A presença masculina no cenário literário periférico é bem maior do que a feminina? 

É muito maior. As mulheres sempre estiveram presentes, mas sempre foram apagadas, silenciadas, criticadas com frases como “as poesias das mulheres são todas iguais, só falam de machismo”, entre outras coisas.

Para se ter uma ideia, das três edições da “Literatura Marginal” feita pela Caros Amigos, entre 56 escritores, apenas 9 são mulheres. É muito discrepante. Entre os escritores/autores convidados para lançar nos saraus também. Além disso, de 61 coletâneas, apenas 15 tem a participação feminina superior à participação masculina, o que equivale a 24,5 % do total.

Por outro lado, nos últimos cinco anos houve um aumento considerável no número de publicações femininas. Saíram 2 volumes de antologias pela Frente Nacional de Mulheres do Hip-Hop, com mais de 100 autores somando as duas, saiu a coletânea “Pretextos de Mulheres Negras”, com 22 autoras, saiu a “Louva Deusas”, a “Herdeiras de Aqualtune”, enfim, foram várias publicações organizadas por coletivos femininos, com maior presença das mulheres. O que mostra que estamos tendo mudanças no cenário.

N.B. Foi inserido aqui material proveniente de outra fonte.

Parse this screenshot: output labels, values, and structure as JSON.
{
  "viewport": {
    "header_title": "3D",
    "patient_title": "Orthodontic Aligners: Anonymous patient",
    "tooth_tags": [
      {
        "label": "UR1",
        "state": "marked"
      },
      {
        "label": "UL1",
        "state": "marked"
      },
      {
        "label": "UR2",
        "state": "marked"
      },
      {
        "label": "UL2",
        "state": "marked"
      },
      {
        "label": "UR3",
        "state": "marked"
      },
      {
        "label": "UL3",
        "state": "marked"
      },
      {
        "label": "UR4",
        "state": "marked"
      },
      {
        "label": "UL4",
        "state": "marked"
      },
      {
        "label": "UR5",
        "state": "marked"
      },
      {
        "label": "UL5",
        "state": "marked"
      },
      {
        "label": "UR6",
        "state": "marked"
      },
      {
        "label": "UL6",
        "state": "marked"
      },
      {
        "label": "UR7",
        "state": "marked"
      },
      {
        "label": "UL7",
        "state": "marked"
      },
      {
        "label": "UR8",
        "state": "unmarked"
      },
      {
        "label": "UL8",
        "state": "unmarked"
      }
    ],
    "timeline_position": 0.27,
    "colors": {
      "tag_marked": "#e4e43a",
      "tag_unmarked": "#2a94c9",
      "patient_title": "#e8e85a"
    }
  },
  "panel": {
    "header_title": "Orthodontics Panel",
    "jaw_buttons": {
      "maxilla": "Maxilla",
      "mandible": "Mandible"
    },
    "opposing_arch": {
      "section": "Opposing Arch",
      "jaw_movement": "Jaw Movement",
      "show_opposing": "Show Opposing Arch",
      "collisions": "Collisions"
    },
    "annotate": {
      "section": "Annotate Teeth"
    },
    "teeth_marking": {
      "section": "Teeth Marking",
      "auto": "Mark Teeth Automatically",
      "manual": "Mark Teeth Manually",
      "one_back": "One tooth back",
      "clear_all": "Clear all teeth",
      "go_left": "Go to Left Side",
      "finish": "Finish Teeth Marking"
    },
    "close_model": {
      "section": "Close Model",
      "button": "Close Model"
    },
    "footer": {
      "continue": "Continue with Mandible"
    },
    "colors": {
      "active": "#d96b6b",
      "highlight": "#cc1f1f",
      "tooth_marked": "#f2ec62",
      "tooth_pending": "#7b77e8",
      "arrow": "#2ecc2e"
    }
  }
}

Qual o resultado (até agora) da pesquisa em relação às regiões do país?

Eu fiz um cruzamento de dados com a relação do analfabetismo e nota-se que onde ele é menor (no Sudeste), a porcentagem de autoras é maior e quase metade está concentrada em São Paulo. No mapeamento, identifiquei que no Sudeste temos 67,5% das autoras, sendo que 45,5% estão em São Paulo, 10,5% no Rio de Janeiro e 9,17% em Minas Gerais.

 A literatura marginal feminina pode ser classificada como feminista?

Há quem discorde, que refute o termo, mas eu não vejo uma coisa desvinculada da outra. As mulheres estão o tempo todo lutando. O tempo todo, fala-se sobre problemas ligados às mulheres, como machismo, racismo, falta de representação, de representatividade, enfim. Eu não consigo desvincular, até porque, a literatura marginal/periférica é bem política, bem provocativa, e todas as mulheres tem essa veia muito forte.